Some of what the agreement would guarantee
If you are ‘legally resident’ on transition day (31 December 2020?) you will be covered by the agreement. This gives all those thinking of moving a little more time to plan. Legal residence will be the same EU rules as now - basically, it’s adequate income and health cover in your first 5 years of résidence. After 5 years you will be eligible for permanent residence and those arriving before the transition day can make up their 5 years after. Once you have got permanent residence you keep this for life (unless you leave for more than 5 years)
Work - some qualifications will still be recognised and frontier workers may continue working as before.
State pensions would be uprated the same as UK residents
Aggregation of Social Security contributions (pensions) will continue
Your S1 would be honoured and very probably your EHIC would remain valid in the UK
Your immediate family can come and join you (except spouses married after transition although EU law on this could be of help)

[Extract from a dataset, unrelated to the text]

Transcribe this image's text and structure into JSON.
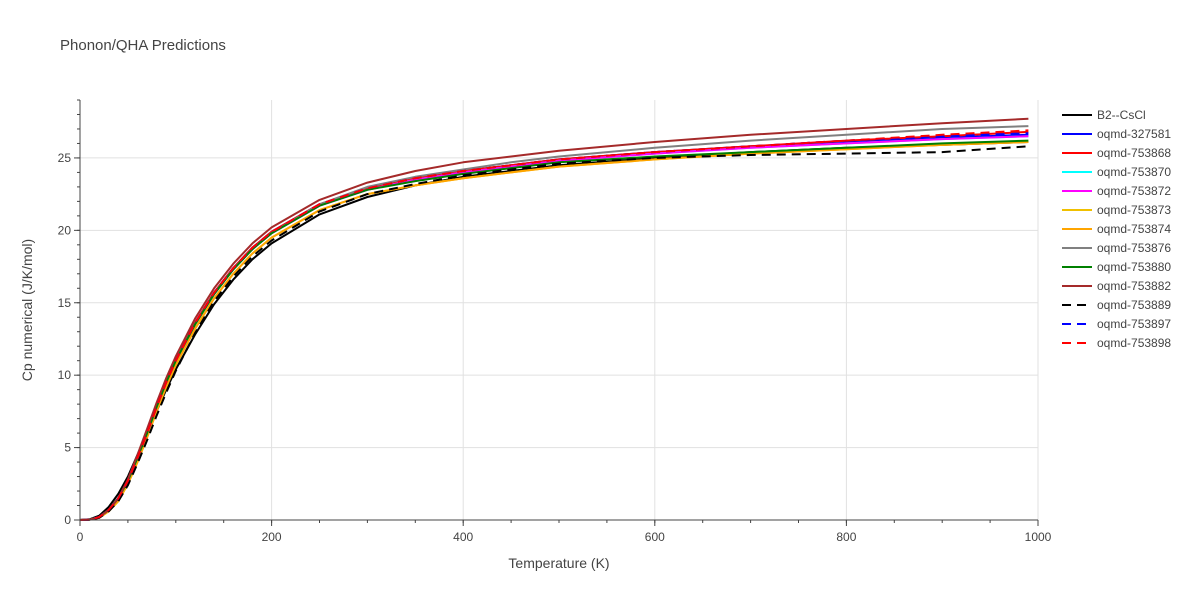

Some of what the agreement excludes
Ongoing freedom of movement :(
Certain qualifications :(
Loss of the Surinder Singh route for return to the UK with a TCN spouse - although that was always hard to have agreed in the UK :(
Providing cross border services for the self-employed - possibly :(
Fees for studies in the UK after 7 years - possibly
Basic banking freedoms lost - possibly
You will be required to have a residence document and I wouldn’t expect this to have worse terms than the one proposed in the decree - the CdRLD for those with 5+ years. Let’s hope too that legal residence during any transition will have the same income levels as those in the decree or better still no income limits as the EU in the UK enjoy. We don’t want to see Aspa levels for over 65s! This document will be free and family applications will be allowed. It’s likely that France will use an online system based on the one they have already prepared.
RIFT will continue to fight for our freedom of movement and more!